I don’t agree with what Peggy Noonan says about Obama in this article. But there’s an important point she makes in re: Sarah Palin and some of the crazier (and thankfully, defeated) Tea Part candidates:

Conservatives talked a lot about Ronald Reagan this year, but they have to take him more to heart, because his example here is a guide. All this seemed lost last week on Sarah Palin, who called him, on Fox, “an actor.” She was defending her form of political celebrity—reality show, “Dancing With the Stars,” etc. This is how she did it: “Wasn’t Ronald Reagan an actor? Wasn’t he in ‘Bedtime for Bonzo,’ Bozo, something? Ronald Reagan was an actor.”

Excuse me, but this was ignorant even for Mrs. Palin. Reagan people quietly flipped their lids, but I’ll voice their consternation to make a larger point. Ronald Reagan was an artist who willed himself into leadership as president of a major American labor union (Screen Actors Guild, seven terms, 1947-59.) He led that union successfully through major upheavals (the Hollywood communist wars, labor-management struggles); discovered and honed his ability to speak persuasively by talking to workers on the line at General Electric for eight years; was elected to and completed two full terms as governor of California; challenged and almost unseated an incumbent president of his own party; and went on to popularize modern conservative political philosophy without the help of a conservative infrastructure. Then he was elected president.

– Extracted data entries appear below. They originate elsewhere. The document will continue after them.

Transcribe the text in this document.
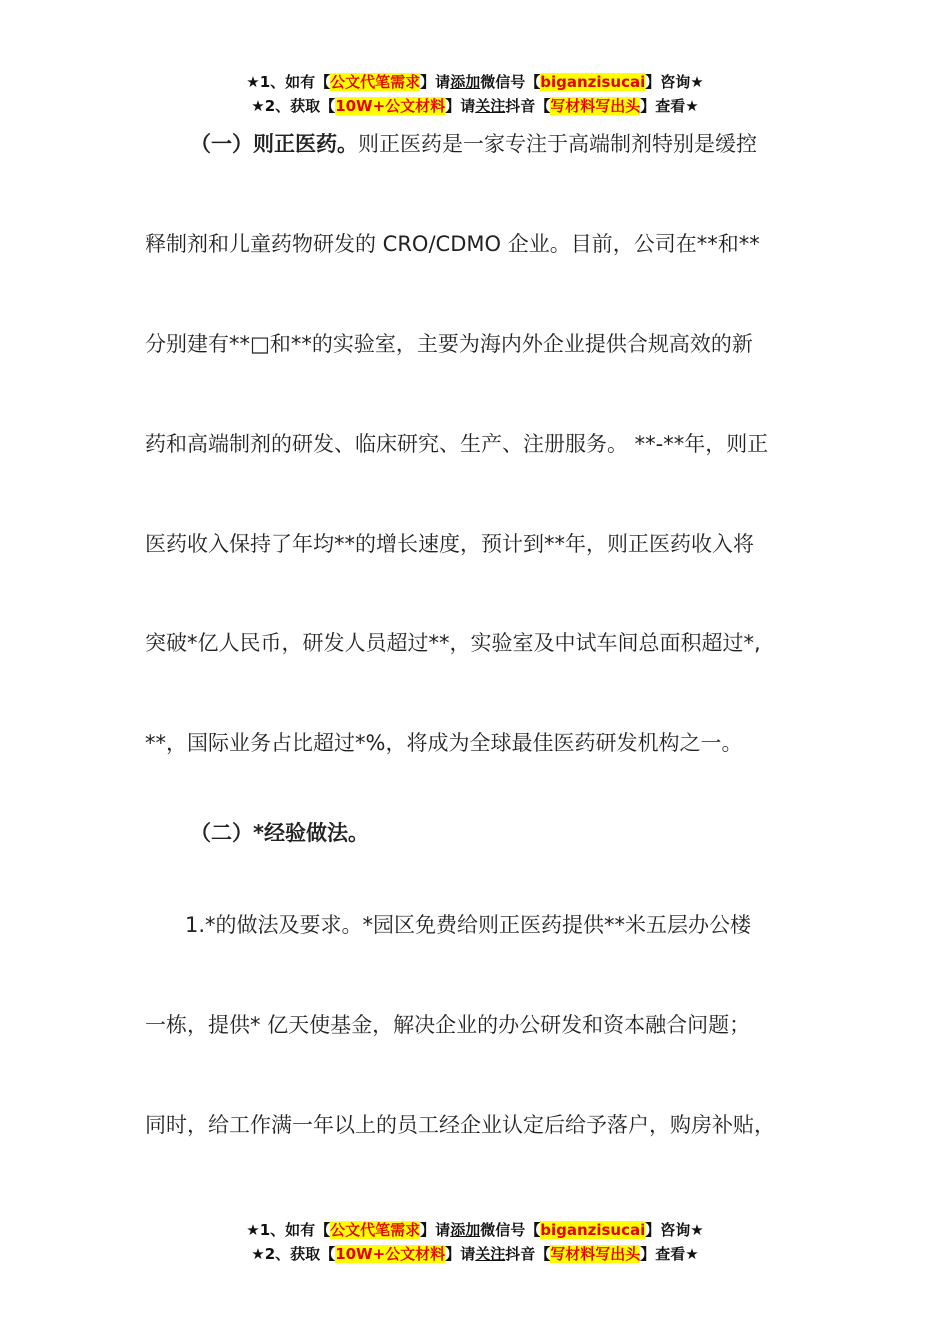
★1、如有【公文代笔需求】请添加微信号【biganzisucai】咨询★
★2、获取【10W+公文材料】请关注抖音【写材料写出头】查看★
（一）则正医药。则正医药是一家专注于高端制剂特别是缓控
释制剂和儿童药物研发的 CRO/CDMO 企业。目前，公司在**和**
分别建有**□和**的实验室，主要为海内外企业提供合规高效的新
药和高端制剂的研发、临床研究、生产、注册服务。 **-**年，则正
医药收入保持了年均**的增长速度，预计到**年，则正医药收入将
突破*亿人民币，研发人员超过**，实验室及中试车间总面积超过*,
**，国际业务占比超过*%，将成为全球最佳医药研发机构之一。
（二）*经验做法。
1.*的做法及要求。*园区免费给则正医药提供**米五层办公楼
一栋，提供* 亿天使基金，解决企业的办公研发和资本融合问题；
同时，给工作满一年以上的员工经企业认定后给予落户，购房补贴，
★1、如有【公文代笔需求】请添加微信号【biganzisucai】咨询★
★2、获取【10W+公文材料】请关注抖音【写材料写出头】查看★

The point is not “He was a great man and you are a nincompoop,” though that is true. The point is that Reagan’s career is a guide, not only for the tea party but for all in politics. He brought his fully mature, fully seasoned self into politics with him. He wasn’t in search of a life when he ran for office, and he wasn’t in search of fame; he’d already lived a life, he was already well known, he’d accomplished things in the world.

Here is an old tradition badly in need of return: You have to earn your way into politics. You should go have a life, build a string of accomplishments, then enter public service. And you need actual talent: You have to be able to bring people in and along. You can’t just bully them, you can’t just assert and taunt, you have to be able to persuade.

Rush Limbaugh was off on this vein too, today, saying that Ronald Reagan “never compromised”, which is ridiculous. Reagan compromised on taxes, the deficit, abortion, government spending and regulation. The difference was that Reagan actually believed in conservatism and so he compromised from that position, getting some conservative goals accomplished. The failed Republicans of the last decade where only interested in self-aggrandizement and the accumulation of power. They liked big government — hence things like the K-street project. The evil “compromisers” — like John McCain — actually got some things accomplished. They got judges approved, spending cut and Medicare D limited, just to name three examples.

The problem of the GOP was not a true blue conservative leadership that tragically compromised with liberal Democrats. The problem was a leadership that had no principles whatsoever, that saw every issue in terms of electoral politics. They ran on gay marriage because they thought they could win on it. They spent like crazy because they thought it could buy votes.

We don’t need people in Washington who believe in “no compromise”. Everything in politics is a compromise. We need people who can fight the right compromise.